Some years later, British consul general Sir John Kirk acquired the mansion. Sir Kirk, a botanist and diplomat had been originally part of Dr Livingstones’ entourage and played a significant role in Zanzibar’s history. During Livingstone’s expedition, Sir Kirk was responsible for collecting plant samples, a job that brought him recognition and lent him expert status in East Africa as a science and medical advisor. In fact, the American journalist Stanley came and took help from Sir Kirk before embarking on his search for Dr Livingstone.
When Livingstone died, his body was kept at Mambo Msiige in preparation to be sent to London. During the years, he learnt to speak both Arabic and Swahili;he was hardy enough to tolerate the heat and disease-prone region, giving him an edge over many other visiting British medical practioners. Sir Kirk eventually stayed back in Zanzibar as medical counselor at the British Consulate. He even lived at Mambo Msiige. A genteel diplomat, he enjoyed great relations with subseuqent Sultans of Zanzibar, even playing a part in the final eradication of slave trade on the island. Prints of his photographs of Mambo Msiige’s architecture and Stone Town’s waterfront decorate some of the hallways at Park Hyatt Zanzibar.
Mambo Msiige underwent major restoration in 1887 on the occasion of Queen Victoria’s Diamond Jubilee. After 1903, the mansion was used as government offices, and post the First World War, it played host to the European Hospital, dedicated to the care of war casualties. It spent most of the years till 1950s as a British government office for various purposes.

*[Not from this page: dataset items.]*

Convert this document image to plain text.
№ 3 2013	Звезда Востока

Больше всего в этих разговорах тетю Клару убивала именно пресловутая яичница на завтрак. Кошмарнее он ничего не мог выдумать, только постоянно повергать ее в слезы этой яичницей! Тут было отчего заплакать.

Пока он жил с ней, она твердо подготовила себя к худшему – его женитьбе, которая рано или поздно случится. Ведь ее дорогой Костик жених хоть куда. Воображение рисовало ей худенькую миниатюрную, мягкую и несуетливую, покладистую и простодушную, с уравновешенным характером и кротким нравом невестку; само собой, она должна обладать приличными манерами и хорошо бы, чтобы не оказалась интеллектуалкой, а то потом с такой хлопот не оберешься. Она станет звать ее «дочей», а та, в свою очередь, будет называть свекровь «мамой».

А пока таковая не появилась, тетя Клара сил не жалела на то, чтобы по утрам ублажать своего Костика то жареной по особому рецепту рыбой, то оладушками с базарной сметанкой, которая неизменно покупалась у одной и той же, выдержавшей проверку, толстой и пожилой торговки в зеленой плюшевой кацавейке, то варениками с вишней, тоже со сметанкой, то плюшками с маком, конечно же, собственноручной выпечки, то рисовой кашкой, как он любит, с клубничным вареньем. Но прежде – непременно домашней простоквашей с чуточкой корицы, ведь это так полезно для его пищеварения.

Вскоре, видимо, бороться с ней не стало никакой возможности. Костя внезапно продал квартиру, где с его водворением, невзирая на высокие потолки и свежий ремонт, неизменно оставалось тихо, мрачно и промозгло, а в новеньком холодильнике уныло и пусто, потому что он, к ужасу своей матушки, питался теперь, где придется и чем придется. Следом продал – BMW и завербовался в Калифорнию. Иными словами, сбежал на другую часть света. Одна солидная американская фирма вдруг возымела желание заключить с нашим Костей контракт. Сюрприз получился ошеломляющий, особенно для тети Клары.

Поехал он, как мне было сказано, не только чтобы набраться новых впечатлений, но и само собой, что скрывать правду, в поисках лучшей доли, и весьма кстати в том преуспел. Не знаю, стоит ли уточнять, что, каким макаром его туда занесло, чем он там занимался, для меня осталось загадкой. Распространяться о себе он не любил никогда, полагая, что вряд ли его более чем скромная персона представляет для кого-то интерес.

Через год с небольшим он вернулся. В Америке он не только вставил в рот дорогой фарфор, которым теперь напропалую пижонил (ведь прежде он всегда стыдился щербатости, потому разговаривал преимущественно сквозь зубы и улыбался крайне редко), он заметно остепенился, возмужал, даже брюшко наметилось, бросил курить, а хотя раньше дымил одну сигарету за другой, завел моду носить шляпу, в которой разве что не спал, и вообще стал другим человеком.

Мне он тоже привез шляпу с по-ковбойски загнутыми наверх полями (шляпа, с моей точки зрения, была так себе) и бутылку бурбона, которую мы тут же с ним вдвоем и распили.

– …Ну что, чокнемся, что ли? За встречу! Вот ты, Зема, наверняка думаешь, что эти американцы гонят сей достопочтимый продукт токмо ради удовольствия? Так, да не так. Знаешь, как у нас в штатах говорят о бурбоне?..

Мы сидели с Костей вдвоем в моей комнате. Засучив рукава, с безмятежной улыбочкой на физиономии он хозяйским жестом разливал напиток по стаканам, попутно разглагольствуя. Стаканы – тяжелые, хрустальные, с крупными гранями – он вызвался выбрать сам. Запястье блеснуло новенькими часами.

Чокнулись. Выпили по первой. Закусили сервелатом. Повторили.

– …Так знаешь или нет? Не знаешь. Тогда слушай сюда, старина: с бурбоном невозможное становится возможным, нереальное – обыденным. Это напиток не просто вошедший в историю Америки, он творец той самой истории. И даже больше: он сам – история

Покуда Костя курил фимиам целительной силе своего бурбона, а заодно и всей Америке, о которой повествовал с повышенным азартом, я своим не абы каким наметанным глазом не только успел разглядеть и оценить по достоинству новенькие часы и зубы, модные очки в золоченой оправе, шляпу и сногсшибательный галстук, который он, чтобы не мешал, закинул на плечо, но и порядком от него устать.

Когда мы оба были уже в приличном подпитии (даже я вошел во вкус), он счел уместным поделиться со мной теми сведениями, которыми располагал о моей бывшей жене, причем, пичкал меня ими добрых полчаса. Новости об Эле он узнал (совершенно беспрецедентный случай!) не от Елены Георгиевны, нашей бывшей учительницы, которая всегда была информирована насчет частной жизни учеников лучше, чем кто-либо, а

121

Even after the revolution of 1964, when Zanzibar was united with Tanganiyka and became part of the Republic of Tanzania, Mambo Msiige remained a building for government offices. Till three years ago when Park Hyatt took over the property and converted it into a beautiful heritage stay. Each suite comes with a private balcony that overlooks the ocean.

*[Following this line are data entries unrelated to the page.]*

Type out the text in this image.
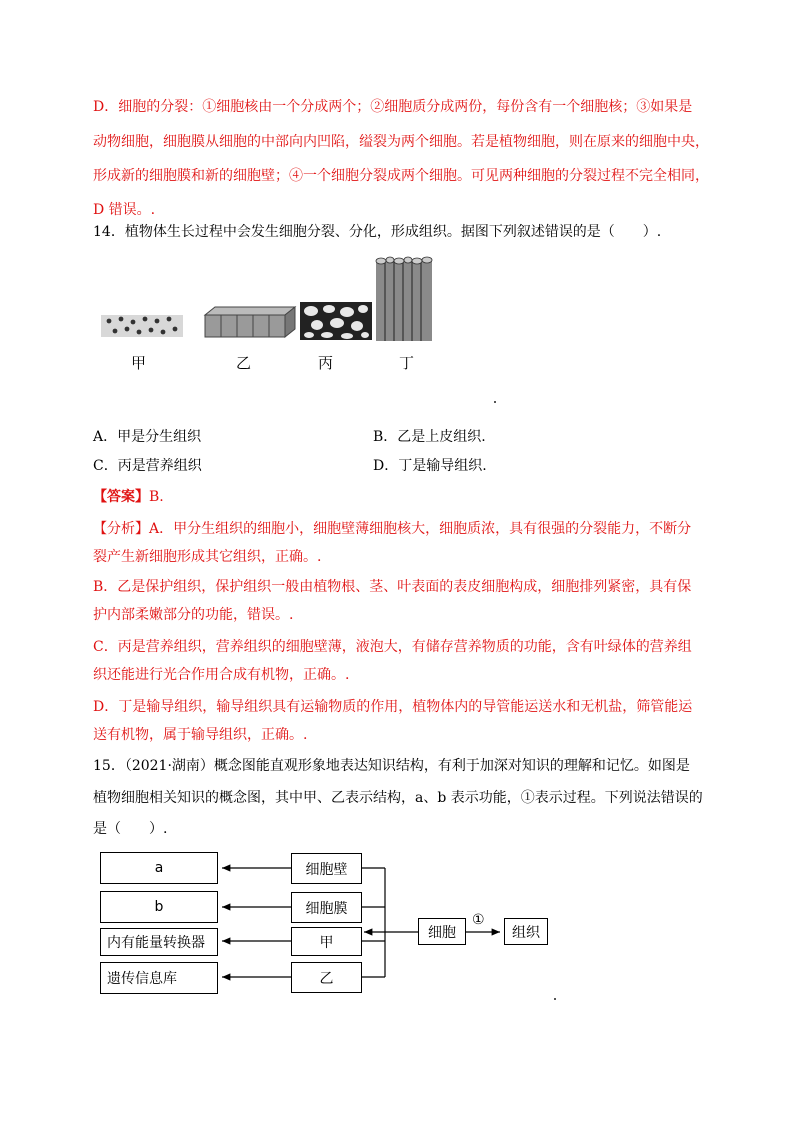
D．细胞的分裂：①细胞核由一个分成两个；②细胞质分成两份，每份含有一个细胞核；③如果是
动物细胞，细胞膜从细胞的中部向内凹陷，缢裂为两个细胞。若是植物细胞，则在原来的细胞中央，
形成新的细胞膜和新的细胞壁；④一个细胞分裂成两个细胞。可见两种细胞的分裂过程不完全相同，
D 错误。.
14．植物体生长过程中会发生细胞分裂、分化，形成组织。据图下列叙述错误的是（　　）.
甲	乙	丙	丁
A．甲是分生组织	B．乙是上皮组织.
C．丙是营养组织	D．丁是输导组织.
【答案】B.
【分析】A．甲分生组织的细胞小，细胞壁薄细胞核大，细胞质浓，具有很强的分裂能力，不断分
裂产生新细胞形成其它组织，正确。.
B．乙是保护组织，保护组织一般由植物根、茎、叶表面的表皮细胞构成，细胞排列紧密，具有保
护内部柔嫩部分的功能，错误。.
C．丙是营养组织，营养组织的细胞壁薄，液泡大，有储存营养物质的功能，含有叶绿体的营养组
织还能进行光合作用合成有机物，正确。.
D．丁是输导组织，输导组织具有运输物质的作用，植物体内的导管能运送水和无机盐，筛管能运
送有机物，属于输导组织，正确。.
15．（2021·湖南）概念图能直观形象地表达知识结构，有利于加深对知识的理解和记忆。如图是
植物细胞相关知识的概念图，其中甲、乙表示结构，a、b 表示功能，①表示过程。下列说法错误的
是（　　）.
a
b
内有能量转换器
遗传信息库
细胞壁
细胞膜
甲
乙
细胞
①
组织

The Presidential Suite is particularly expansive—combining the most luxurious aspects of Arab design, colonial touches and Zanzibari style. The cool fragrant spa on its higher floors offers guests treatments with a view of the Indian Ocean and to the sounds of the crashing waves. At night, moonlight floods the suites that look over the beach, and in the morning you wake up to find locals who come to do yoga and calesthenics on the sand. At sunset, the outdoor bar, pool and restaurant areas are buzzing with guests enjoying the golden hour on the bougainvilla-edged verandah. Fisherman and locals occasionally use the beach front as an area for cultural events, making the same verandah a great place to view them from.